Ultimately, asceticism and politics are united because, as Herbert McCabe said, “there is no real unity to the world, the only authentic unity is in the struggle.” And in this struggle, asceticism establishes an analogous link between individual and collective action and thus provides a coherent model for political resistance. When one mortifies the body, one in turn mortifies the body politic. The moment that you carry on after renouncing some vestige of your false self is the moment you reveal the possibility of living beyond a false society.
It is difficult to think of a greater witness for our time than this.
Fr. Caleb Roberts serves as the curate of Emmanuel Memorial Episcopal Church in Champaign, Illinois.
Thank you for this thoughtful and incisive post. I am curious if you have any recommendations or suggestions as to which ascetic practices you think most appropriate as forms of resistance at this cultural moment? Which practices do you suspect will “open up” the possibilities of leaving behind our “false selves” and thus our “false society”? Thanks again!
You’re welcome! Good question. The easy answer would be all of them, as one of the implications of my argument here is that each and every ascetical act entails a social and political critique. It’s not that we have to try to append a political “upshot” on top of what is otherwise a merely private and individual practice; rather, the individual body is always a function of the collective body, such that what is done in the former is necessarily done in the latter.
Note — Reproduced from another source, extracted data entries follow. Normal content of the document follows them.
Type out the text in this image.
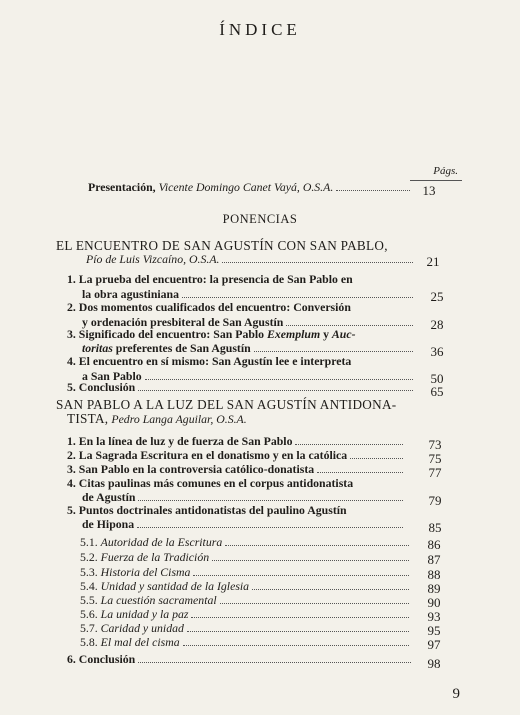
ÍNDICE
Págs.
Presentación, Vicente Domingo Canet Vayá, O.S.A.	13
PONENCIAS
EL ENCUENTRO DE SAN AGUSTÍN CON SAN PABLO,
Pío de Luis Vizcaíno, O.S.A.	21
1. La prueba del encuentro: la presencia de San Pablo en
la obra agustiniana	25
2. Dos momentos cualificados del encuentro: Conversión
y ordenación presbiteral de San Agustín	28
3. Significado del encuentro: San Pablo Exemplum y Auc-
toritas preferentes de San Agustín	36
4. El encuentro en sí mismo: San Agustín lee e interpreta
a San Pablo	50
5. Conclusión	65
SAN PABLO A LA LUZ DEL SAN AGUSTÍN ANTIDONA-
TISTA, Pedro Langa Aguilar, O.S.A.
1. En la línea de luz y de fuerza de San Pablo	73
2. La Sagrada Escritura en el donatismo y en la católica	75
3. San Pablo en la controversia católico-donatista	77
4. Citas paulinas más comunes en el corpus antidonatista
de Agustín	79
5. Puntos doctrinales antidonatistas del paulino Agustín
de Hipona	85
5.1. Autoridad de la Escritura	86
5.2. Fuerza de la Tradición	87
5.3. Historia del Cisma	88
5.4. Unidad y santidad de la Iglesia	89
5.5. La cuestión sacramental	90
5.6. La unidad y la paz	93
5.7. Caridad y unidad	95
5.8. El mal del cisma	97
6. Conclusión	98
9
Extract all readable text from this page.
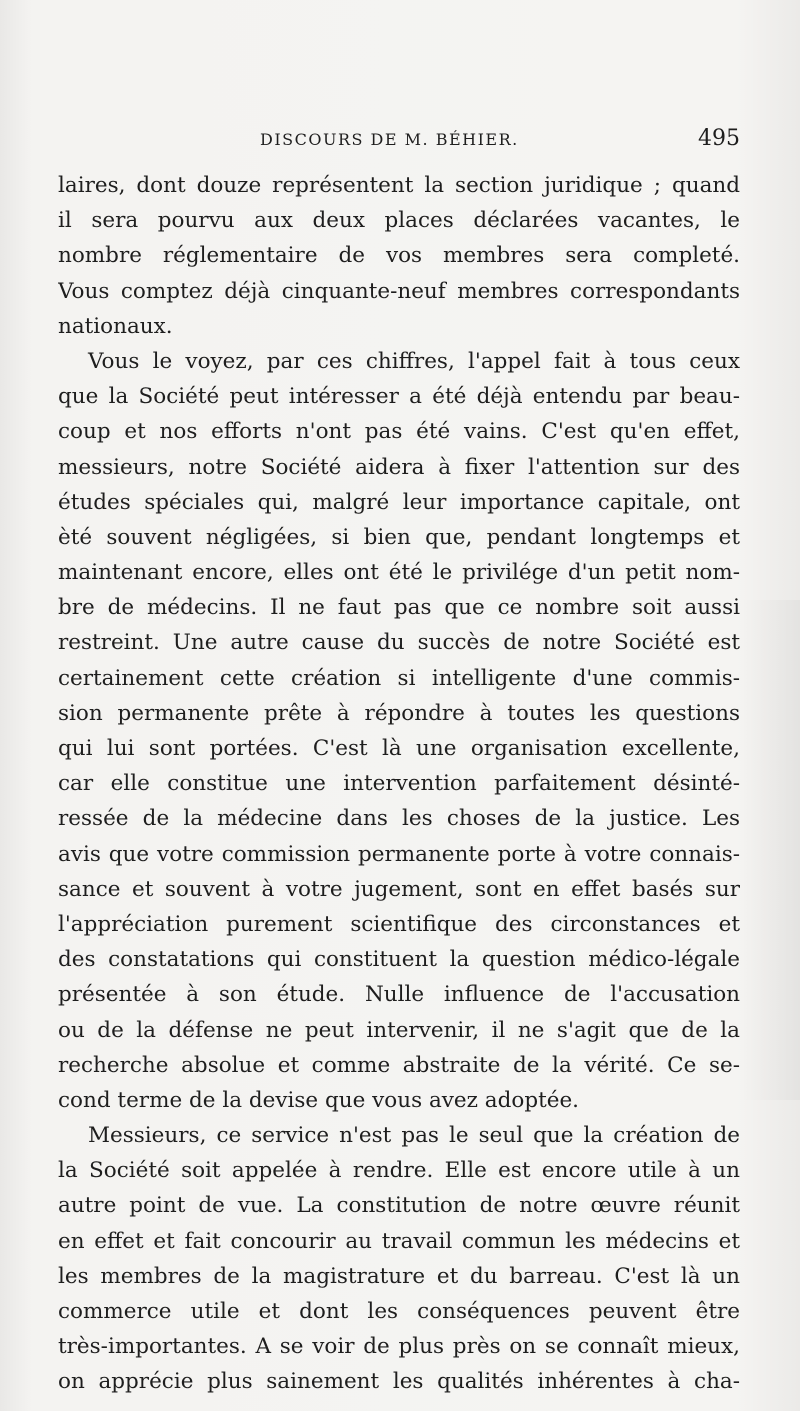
DISCOURS DE M. BÉHIER.	495
laires, dont douze représentent la section juridique ; quand
il sera pourvu aux deux places déclarées vacantes, le
nombre réglementaire de vos membres sera completé.
Vous comptez déjà cinquante-neuf membres correspondants
nationaux.
Vous le voyez, par ces chiffres, l'appel fait à tous ceux
que la Société peut intéresser a été déjà entendu par beau-
coup et nos efforts n'ont pas été vains. C'est qu'en effet,
messieurs, notre Société aidera à fixer l'attention sur des
études spéciales qui, malgré leur importance capitale, ont
èté souvent négligées, si bien que, pendant longtemps et
maintenant encore, elles ont été le privilége d'un petit nom-
bre de médecins. Il ne faut pas que ce nombre soit aussi
restreint. Une autre cause du succès de notre Société est
certainement cette création si intelligente d'une commis-
sion permanente prête à répondre à toutes les questions
qui lui sont portées. C'est là une organisation excellente,
car elle constitue une intervention parfaitement désinté-
ressée de la médecine dans les choses de la justice. Les
avis que votre commission permanente porte à votre connais-
sance et souvent à votre jugement, sont en effet basés sur
l'appréciation purement scientifique des circonstances et
des constatations qui constituent la question médico-légale
présentée à son étude. Nulle influence de l'accusation
ou de la défense ne peut intervenir, il ne s'agit que de la
recherche absolue et comme abstraite de la vérité. Ce se-
cond terme de la devise que vous avez adoptée.
Messieurs, ce service n'est pas le seul que la création de
la Société soit appelée à rendre. Elle est encore utile à un
autre point de vue. La constitution de notre œuvre réunit
en effet et fait concourir au travail commun les médecins et
les membres de la magistrature et du barreau. C'est là un
commerce utile et dont les conséquences peuvent être
très-importantes. A se voir de plus près on se connaît mieux,
on apprécie plus sainement les qualités inhérentes à cha-
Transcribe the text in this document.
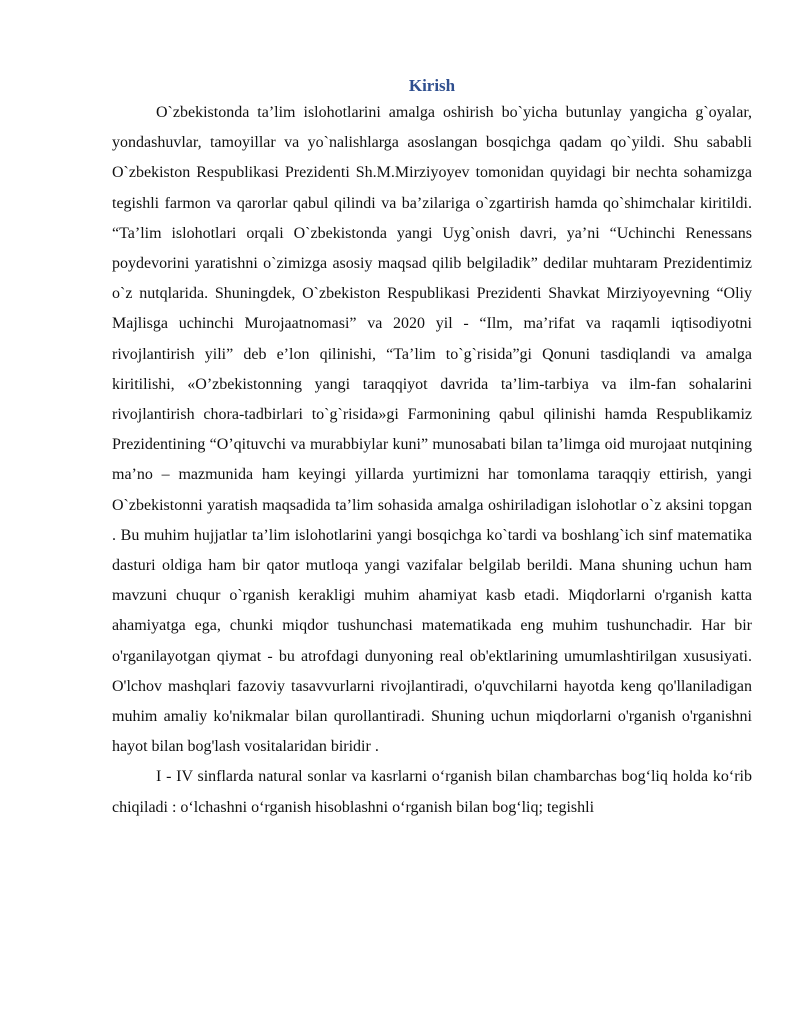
Kirish

O`zbekistonda ta’lim islohotlarini amalga oshirish bo`yicha butunlay yangicha g`oyalar, yondashuvlar, tamoyillar va yo`nalishlarga asoslangan bosqichga qadam qo`yildi. Shu sababli O`zbekiston Respublikasi Prezidenti Sh.M.Mirziyoyev tomonidan quyidagi bir nechta sohamizga tegishli farmon va qarorlar qabul qilindi va ba’zilariga o`zgartirish hamda qo`shimchalar kiritildi. “Ta’lim islohotlari orqali O`zbekistonda yangi Uyg`onish davri, ya’ni “Uchinchi Renessans poydevorini yaratishni o`zimizga asosiy maqsad qilib belgiladik” dedilar muhtaram Prezidentimiz o`z nutqlarida. Shuningdek, O`zbekiston Respublikasi Prezidenti Shavkat Mirziyoyevning “Oliy Majlisga uchinchi Murojaatnomasi” va 2020 yil - “Ilm, ma’rifat va raqamli iqtisodiyotni rivojlantirish yili” deb e’lon qilinishi, “Ta’lim to`g`risida”gi Qonuni tasdiqlandi va amalga kiritilishi, «O’zbekistonning yangi taraqqiyot davrida ta’lim-tarbiya va ilm-fan sohalarini rivojlantirish chora-tadbirlari to`g`risida»gi Farmonining qabul qilinishi hamda Respublikamiz Prezidentining “O’qituvchi va murabbiylar kuni” munosabati bilan ta’limga oid murojaat nutqining ma’no – mazmunida ham keyingi yillarda yurtimizni har tomonlama taraqqiy ettirish, yangi O`zbekistonni yaratish maqsadida ta’lim sohasida amalga oshiriladigan islohotlar o`z aksini topgan . Bu muhim hujjatlar ta’lim islohotlarini yangi bosqichga ko`tardi va boshlang`ich sinf matematika dasturi oldiga ham bir qator mutloqa yangi vazifalar belgilab berildi. Mana shuning uchun ham mavzuni chuqur o`rganish kerakligi muhim ahamiyat kasb etadi. Miqdorlarni o'rganish katta ahamiyatga ega, chunki miqdor tushunchasi matematikada eng muhim tushunchadir. Har bir o'rganilayotgan qiymat - bu atrofdagi dunyoning real ob'ektlarining umumlashtirilgan xususiyati. O'lchov mashqlari fazoviy tasavvurlarni rivojlantiradi, o'quvchilarni hayotda keng qo'llaniladigan muhim amaliy ko'nikmalar bilan qurollantiradi. Shuning uchun miqdorlarni o'rganish o'rganishni hayot bilan bog'lash vositalaridan biridir .

I - IV sinflarda natural sonlar va kasrlarni o‘rganish bilan chambarchas bog‘liq holda ko‘rib chiqiladi : o‘lchashni o‘rganish hisoblashni o‘rganish bilan bog‘liq; tegishli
So, for example, almsgiving resists both the commodification of exchange as well as the logic of merit as established by wage labor.
Thank you Caleb. I understand your point that the practices you are suggesting have an inherent critique ‘built in’ if you will and do not need to be ‘applied’ per se, precisely because they have a collective force even when practiced ‘individually’–these are helpful qualifications. Thanks again.
Reading Thomas Merton’s “New Seeds of Contemplation” is a good pathway.